Movies I've heard are great but unfortunately haven't gotten around to seeing: Spotlight, Sicario, The Revenant, Brooklyn, Carol, The Hateful Eight, Room
  1. End of the Tour
    The best kind of movies are the ones that are actually about more than they seem they are. The End of the Tour is an incredible glance at David Lipsky's interview with the eccentric author David Foster Wallace, joining him on the last few stops of his book tour. What this film does so well is portray the conflict between Lipsky seeking glory and prestige and Wallace wanting to be a regular guy, and how both are jealous of each other and can't bear to see each other waste what they want.
  2. Inside Out
    What this film so beautifully and impactfully achieves is that it tells two stories- one about two little beings who get separated from headquarters and race against time to get back and save their world. The other is about a girl growing up and dealing with problems in her life. Both, if done well, could be very good movies. But when these two stories are combined and associated, a completely new meaning is created, a beautiful story built out of others.
  3. Bridge of Spies
    Leave it to the Coens to find and adapt the perfect true story to convey the subject. The dialogue in this film is impeccable. Every scene is perfectly scripted, and perfectly performed at that. Mark Rylance is great, Tom Hanks is awesome, and this film is overall riveting, even though it is mostly dialogue, save for some incredible sequences, my favorites being the plane scene and the opening train station sequence.
  4. Mad Max: Fury Road
    The new Star Wars film was good, but it only met franchise expectations (which isn't really its own fault, considering Star Wars's reputation). Mad Max takes the expectations and lights them on fire, immolating them in the name of Valhalla all while yelling "witness me" through chrome teeth. This movie is incredible, and somehow stands on its own. I haven't seen any of the other Mad Max films, but I definitely intend to.
  5. The Big Short
    This film is marvelous, one of the most interesting 'true story' movies in recent years. What the film does so well is boil down a complex issue to a form in which it is accessible, comprehensible, but still very informative. Adam McKay's unique storytelling style certainly lends itself to this film, using his quirky take on the serious issue to sharpen its teeth and also to lighten the mood.
  6. Star Wars: The Force Awakens
    By far the most anticipated film of the year, The Force Awakens certainly does all it can to live up to its high expectations. And to a remarkable degree, it does. It doesn't necessarily strive to be excellent or groundbreaking, just good enough to revamp the franchise.
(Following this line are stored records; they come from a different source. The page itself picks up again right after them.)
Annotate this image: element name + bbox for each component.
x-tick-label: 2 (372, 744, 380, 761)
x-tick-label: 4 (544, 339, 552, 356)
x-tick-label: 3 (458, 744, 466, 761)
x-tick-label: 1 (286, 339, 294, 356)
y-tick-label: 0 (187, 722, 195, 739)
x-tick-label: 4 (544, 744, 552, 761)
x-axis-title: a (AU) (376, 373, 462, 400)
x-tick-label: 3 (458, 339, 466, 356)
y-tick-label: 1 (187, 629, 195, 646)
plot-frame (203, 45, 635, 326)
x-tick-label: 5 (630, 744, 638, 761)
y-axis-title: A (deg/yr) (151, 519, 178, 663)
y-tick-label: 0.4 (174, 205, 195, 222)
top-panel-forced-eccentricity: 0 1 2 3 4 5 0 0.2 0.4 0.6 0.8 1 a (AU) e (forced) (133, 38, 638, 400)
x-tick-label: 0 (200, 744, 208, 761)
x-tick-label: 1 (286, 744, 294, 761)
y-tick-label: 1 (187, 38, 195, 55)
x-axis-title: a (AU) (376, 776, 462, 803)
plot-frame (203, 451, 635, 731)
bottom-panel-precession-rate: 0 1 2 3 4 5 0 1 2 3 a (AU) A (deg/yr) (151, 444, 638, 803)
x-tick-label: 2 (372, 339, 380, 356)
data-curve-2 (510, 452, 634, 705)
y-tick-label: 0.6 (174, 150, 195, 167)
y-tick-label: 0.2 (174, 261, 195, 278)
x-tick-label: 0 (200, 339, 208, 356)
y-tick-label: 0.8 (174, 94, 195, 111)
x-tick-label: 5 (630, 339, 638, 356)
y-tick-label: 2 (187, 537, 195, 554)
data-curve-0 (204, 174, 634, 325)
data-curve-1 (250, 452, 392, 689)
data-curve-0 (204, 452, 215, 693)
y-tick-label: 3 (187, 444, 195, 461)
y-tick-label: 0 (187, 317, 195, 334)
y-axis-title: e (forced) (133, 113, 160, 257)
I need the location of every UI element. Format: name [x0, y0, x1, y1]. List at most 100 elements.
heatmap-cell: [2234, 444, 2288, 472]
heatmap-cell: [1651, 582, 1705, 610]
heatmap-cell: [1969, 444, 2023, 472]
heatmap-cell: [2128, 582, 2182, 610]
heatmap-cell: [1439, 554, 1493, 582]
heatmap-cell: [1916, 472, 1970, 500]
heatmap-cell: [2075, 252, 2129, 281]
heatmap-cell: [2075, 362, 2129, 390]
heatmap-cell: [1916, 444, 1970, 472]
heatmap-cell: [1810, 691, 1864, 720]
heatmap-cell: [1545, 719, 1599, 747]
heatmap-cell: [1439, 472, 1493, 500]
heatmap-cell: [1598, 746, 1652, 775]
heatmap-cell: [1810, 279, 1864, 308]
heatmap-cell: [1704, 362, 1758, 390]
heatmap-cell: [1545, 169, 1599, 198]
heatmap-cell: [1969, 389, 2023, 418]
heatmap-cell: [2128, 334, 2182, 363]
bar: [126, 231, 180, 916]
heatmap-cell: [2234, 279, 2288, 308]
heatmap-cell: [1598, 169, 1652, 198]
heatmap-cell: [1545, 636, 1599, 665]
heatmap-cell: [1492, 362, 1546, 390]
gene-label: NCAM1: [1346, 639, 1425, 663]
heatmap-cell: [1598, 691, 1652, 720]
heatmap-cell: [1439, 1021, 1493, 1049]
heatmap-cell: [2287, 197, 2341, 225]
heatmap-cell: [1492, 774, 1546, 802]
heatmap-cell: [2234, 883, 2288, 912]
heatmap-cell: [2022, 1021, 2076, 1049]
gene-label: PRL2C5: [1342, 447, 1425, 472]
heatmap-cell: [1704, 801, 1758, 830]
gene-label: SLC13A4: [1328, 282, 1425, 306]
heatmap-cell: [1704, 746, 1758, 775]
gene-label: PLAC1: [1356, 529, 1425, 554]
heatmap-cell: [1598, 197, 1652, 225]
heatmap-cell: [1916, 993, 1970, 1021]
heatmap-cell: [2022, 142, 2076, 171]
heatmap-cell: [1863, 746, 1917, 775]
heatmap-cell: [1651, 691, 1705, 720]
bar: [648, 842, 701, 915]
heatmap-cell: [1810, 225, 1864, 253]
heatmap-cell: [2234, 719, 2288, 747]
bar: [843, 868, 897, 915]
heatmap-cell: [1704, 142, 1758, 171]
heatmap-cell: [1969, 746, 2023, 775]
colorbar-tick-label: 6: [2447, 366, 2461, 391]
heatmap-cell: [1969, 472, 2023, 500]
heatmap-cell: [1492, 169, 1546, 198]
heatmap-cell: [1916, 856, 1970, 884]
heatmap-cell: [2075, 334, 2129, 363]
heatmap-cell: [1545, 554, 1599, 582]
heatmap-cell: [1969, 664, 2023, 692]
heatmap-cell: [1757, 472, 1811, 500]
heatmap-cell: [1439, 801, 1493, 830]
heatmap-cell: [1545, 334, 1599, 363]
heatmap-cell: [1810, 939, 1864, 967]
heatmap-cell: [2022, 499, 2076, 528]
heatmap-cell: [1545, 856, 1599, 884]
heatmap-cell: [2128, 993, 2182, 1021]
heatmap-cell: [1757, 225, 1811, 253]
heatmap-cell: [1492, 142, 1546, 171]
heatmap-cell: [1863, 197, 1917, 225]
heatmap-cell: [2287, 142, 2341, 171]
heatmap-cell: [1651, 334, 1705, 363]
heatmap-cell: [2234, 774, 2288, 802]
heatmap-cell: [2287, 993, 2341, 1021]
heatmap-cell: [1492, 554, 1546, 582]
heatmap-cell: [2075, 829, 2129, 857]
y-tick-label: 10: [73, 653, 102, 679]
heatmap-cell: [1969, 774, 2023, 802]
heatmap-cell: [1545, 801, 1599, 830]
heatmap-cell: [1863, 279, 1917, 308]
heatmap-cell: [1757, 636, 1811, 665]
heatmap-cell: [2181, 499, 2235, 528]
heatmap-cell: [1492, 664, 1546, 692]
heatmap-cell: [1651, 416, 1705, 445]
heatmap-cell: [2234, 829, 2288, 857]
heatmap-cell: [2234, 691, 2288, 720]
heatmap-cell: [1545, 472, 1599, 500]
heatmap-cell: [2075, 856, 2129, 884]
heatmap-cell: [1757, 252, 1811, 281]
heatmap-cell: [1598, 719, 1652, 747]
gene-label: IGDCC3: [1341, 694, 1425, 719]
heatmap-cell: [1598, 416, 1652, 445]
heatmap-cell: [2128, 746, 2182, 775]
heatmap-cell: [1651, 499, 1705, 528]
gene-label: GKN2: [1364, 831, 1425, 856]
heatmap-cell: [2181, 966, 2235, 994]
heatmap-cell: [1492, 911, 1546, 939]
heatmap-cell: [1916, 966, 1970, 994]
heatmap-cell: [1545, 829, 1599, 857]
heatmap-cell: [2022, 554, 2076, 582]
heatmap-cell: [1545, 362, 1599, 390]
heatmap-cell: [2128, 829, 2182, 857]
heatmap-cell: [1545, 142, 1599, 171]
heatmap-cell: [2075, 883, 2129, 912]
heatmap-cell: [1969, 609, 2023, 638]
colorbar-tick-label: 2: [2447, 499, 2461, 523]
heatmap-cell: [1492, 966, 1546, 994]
And with such high expectations, good enough is pretty good.
  7. The Good Dinosaur
    A playful reimagining of prehistory through a fun medley of styles, The Good Dinosaur is a great, emotionally riveting film that, while a little dependent on the so-called "Pixar formula", gives everyone a fun, harmless time. Well, some kids may be scared, but it's definitely a fun time for the adults in the audience. It's quite original, although not as creative story-wise as I would have hoped, although Pixar more than made up for this earlier in the year.